Basterebbe inoltre confrontare due articoli di quotidiani a tiratura nazionale, perfino ideologicamente affini, per scorgere l'evidente confusione dentro cui l’informazione naviga. Da una parte un documentato articolo che ben descrive la superficialità, l’approssimazione, le colpevoli omissioni, il cinismo con i quali si è gestita, agli alti livelli internazionali, tutta la faccenda . E dall’altra la richiesta morale di un’accoglienza indiscriminata delle vittime di tutto ciò.
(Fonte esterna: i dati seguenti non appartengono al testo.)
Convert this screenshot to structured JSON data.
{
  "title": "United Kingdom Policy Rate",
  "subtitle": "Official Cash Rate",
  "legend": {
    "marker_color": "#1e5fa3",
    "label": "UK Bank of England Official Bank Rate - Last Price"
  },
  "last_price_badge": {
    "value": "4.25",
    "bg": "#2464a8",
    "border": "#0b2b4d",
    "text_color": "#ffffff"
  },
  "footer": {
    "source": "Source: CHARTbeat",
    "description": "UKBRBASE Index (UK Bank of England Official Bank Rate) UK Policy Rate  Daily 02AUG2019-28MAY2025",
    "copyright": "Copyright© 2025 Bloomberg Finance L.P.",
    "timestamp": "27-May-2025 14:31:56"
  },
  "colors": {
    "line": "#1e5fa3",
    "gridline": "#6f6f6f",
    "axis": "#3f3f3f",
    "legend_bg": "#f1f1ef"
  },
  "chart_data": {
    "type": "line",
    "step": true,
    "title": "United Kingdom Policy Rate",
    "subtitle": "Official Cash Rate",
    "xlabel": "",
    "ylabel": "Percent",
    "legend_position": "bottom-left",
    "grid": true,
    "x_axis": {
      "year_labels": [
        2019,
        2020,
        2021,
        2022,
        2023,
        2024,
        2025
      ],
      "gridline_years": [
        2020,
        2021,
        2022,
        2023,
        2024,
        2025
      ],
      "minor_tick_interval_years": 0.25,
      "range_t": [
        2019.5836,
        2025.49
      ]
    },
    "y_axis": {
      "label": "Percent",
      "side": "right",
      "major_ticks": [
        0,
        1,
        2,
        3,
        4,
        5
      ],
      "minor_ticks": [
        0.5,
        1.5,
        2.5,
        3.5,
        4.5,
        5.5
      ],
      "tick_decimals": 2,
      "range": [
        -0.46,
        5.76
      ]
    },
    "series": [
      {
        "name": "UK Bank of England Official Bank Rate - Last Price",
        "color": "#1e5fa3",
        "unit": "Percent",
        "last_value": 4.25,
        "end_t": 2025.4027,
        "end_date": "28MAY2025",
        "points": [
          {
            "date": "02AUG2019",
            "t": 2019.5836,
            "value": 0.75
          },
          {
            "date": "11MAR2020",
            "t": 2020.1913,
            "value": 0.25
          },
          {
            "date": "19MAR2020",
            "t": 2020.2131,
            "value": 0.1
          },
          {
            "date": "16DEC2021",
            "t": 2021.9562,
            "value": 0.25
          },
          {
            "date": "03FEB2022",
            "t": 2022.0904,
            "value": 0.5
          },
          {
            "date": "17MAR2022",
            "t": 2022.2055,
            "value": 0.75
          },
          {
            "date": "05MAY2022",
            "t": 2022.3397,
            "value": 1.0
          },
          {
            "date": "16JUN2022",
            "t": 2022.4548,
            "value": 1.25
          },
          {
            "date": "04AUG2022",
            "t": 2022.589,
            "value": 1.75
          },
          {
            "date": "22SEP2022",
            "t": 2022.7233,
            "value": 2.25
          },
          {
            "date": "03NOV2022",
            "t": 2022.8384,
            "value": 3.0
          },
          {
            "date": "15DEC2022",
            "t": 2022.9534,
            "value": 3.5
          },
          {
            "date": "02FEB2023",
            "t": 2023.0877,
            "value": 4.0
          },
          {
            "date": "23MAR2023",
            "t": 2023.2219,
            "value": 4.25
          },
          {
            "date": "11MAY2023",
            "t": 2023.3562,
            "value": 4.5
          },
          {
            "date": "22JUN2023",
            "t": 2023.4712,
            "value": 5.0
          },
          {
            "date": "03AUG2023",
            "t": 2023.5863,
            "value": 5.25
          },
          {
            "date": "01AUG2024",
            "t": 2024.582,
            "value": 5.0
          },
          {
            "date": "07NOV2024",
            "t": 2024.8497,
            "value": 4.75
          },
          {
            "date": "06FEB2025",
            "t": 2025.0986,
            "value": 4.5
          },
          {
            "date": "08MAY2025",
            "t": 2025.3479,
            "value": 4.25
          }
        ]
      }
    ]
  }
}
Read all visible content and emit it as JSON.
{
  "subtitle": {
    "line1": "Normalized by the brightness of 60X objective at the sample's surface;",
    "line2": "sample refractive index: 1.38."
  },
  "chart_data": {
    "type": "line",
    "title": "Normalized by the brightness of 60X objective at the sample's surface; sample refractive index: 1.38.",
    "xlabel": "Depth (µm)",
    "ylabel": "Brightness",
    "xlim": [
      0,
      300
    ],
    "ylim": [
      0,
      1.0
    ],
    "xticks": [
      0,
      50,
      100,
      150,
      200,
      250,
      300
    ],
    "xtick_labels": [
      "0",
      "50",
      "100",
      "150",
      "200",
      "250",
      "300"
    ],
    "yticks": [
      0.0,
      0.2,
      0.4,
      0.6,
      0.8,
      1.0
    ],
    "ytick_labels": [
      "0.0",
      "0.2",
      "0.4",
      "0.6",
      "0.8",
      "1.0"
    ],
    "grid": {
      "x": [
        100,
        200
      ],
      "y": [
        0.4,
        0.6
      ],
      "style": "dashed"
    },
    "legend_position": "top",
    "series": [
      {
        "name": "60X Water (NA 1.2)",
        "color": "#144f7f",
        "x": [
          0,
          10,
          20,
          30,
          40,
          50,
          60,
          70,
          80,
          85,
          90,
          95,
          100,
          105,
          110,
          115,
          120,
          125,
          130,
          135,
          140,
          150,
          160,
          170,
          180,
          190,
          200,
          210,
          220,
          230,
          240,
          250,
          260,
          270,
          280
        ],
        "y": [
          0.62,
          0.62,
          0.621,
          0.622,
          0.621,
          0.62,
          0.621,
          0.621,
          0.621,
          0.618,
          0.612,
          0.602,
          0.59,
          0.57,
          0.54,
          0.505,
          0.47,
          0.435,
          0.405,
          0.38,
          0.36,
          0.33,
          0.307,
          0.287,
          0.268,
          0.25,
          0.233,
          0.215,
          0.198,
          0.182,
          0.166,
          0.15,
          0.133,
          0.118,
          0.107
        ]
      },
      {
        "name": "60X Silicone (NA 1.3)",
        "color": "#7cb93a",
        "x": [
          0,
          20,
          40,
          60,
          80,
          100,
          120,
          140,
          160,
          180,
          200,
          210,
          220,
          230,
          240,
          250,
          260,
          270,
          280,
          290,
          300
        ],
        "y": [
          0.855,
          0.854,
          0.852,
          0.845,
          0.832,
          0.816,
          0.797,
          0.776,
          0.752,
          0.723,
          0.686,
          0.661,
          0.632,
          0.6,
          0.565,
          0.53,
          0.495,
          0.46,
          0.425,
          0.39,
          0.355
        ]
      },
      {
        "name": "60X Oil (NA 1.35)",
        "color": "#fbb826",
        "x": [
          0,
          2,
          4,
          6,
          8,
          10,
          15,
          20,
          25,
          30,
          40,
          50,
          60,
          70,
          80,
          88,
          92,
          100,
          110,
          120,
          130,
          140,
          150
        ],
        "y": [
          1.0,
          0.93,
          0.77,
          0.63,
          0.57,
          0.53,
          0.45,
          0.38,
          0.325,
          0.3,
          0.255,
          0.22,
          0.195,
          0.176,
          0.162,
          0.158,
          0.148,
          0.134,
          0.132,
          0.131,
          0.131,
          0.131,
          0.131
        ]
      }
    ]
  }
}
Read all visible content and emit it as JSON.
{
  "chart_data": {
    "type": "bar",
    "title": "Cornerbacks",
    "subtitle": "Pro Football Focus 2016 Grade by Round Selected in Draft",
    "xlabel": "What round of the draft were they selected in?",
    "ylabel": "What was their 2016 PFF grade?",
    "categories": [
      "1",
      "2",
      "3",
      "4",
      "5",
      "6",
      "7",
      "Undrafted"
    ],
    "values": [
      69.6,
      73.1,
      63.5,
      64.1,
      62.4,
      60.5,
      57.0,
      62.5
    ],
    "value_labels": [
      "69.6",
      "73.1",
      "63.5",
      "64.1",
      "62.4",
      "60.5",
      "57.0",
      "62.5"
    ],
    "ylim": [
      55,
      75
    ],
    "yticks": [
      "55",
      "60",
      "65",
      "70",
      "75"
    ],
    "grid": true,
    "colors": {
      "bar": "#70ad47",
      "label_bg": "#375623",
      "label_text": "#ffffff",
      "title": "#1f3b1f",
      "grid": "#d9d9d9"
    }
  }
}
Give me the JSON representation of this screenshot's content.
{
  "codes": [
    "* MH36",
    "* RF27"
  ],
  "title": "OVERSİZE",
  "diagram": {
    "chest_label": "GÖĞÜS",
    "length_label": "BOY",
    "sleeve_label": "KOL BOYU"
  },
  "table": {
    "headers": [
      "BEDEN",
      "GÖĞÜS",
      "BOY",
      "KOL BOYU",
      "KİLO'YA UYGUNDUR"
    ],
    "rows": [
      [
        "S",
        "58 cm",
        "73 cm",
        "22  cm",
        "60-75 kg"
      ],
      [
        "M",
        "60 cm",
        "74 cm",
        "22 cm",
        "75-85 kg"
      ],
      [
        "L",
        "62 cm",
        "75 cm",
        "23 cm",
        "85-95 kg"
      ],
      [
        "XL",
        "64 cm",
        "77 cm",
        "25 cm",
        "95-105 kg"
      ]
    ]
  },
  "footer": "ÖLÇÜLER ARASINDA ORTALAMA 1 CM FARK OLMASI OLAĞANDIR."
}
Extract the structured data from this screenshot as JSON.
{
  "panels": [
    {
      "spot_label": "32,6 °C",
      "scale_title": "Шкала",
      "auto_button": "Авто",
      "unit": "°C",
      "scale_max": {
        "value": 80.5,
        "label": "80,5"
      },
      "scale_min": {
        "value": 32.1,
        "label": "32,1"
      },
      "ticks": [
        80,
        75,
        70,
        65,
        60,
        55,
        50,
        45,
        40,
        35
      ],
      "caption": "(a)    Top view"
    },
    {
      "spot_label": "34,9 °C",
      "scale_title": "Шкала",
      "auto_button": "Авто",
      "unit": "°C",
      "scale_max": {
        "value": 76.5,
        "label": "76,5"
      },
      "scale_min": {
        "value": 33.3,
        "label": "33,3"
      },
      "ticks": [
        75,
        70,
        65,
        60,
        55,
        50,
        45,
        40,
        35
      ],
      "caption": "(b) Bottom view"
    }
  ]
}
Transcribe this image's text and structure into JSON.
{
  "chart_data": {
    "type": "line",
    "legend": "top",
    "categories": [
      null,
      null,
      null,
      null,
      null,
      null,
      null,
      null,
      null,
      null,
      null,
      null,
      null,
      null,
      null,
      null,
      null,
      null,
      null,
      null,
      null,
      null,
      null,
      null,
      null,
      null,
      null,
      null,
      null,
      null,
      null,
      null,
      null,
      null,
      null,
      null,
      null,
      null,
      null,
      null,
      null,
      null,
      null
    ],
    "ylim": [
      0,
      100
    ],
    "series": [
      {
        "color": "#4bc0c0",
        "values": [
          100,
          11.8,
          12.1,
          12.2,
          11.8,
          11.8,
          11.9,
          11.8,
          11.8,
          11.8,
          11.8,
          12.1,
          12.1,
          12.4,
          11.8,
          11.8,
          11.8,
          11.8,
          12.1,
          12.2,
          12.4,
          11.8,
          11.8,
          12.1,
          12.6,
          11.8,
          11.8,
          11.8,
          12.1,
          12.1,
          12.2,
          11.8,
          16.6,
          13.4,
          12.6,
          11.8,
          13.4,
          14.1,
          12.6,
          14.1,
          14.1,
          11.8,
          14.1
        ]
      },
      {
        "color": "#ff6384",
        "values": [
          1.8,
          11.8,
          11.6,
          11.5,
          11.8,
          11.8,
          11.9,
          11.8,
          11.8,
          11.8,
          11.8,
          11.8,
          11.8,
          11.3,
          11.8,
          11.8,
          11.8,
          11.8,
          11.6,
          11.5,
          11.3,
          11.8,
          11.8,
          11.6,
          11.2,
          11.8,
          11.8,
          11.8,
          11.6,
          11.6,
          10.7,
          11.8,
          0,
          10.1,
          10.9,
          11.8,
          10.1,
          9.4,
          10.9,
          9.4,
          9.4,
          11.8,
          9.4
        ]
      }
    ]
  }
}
In altre parole: ciò che è certo è il semplice fatto che le nefaste ricadute create (dalle discutibili mosse delle élite supreme) vanno a danno esclusivo delle fasce popolari perfino tenute sotto il bavaglio del ricatto etico.
Destabilizzare, quindi ridistribuire le popolazioni in fuga dai vari inferni prodotti, sembrerebbe, in quest’ultimo trentennio, il cinico percorso intrapreso dai “decisori egemoni” (l’élite suprema) per accelerare . sembrerebbe - una sorta di multiculturalità …neomercantile. Ritenuto troppo scomodo aspettare un’emancipazione endogena si preme (sembrerebbe) per quella esogena: rapida e sbrigativa. Mischiare tutto in nome di supposti Diritti Umani può essere bellissimo. Perfino …tragico.
Cosicché ecco assegnato l’incarico ai media che dev’essere inteso come la quotidiana narrazione di un’irenica immagine di un pianeta “formato-città-per-tutti-quanti” sul prototipo elargito dalle nostre parti valido per i seducenti, seppur sconvolti, agglomerati metropolitani. Le “inquiete”periferie (anche planetarie) seguiranno e dovranno muoversi sul modello di un rigido separatismo economico, sociale e …culturale. Gli esempi si sprecano.
Anche malgrado, oppure in ragione di codesti pesanti limiti, il ruolo dei media appare sempre più ostinatamente orientato all’inscindibile diffusione di una ideologia fondata su astratti seppur dottrinali concetti di una “felice globalizzazione …inclusiva”. Ipotesi che hanno a che fare con la futurologia consumistica d’azzardo. Il resto è comunicazione.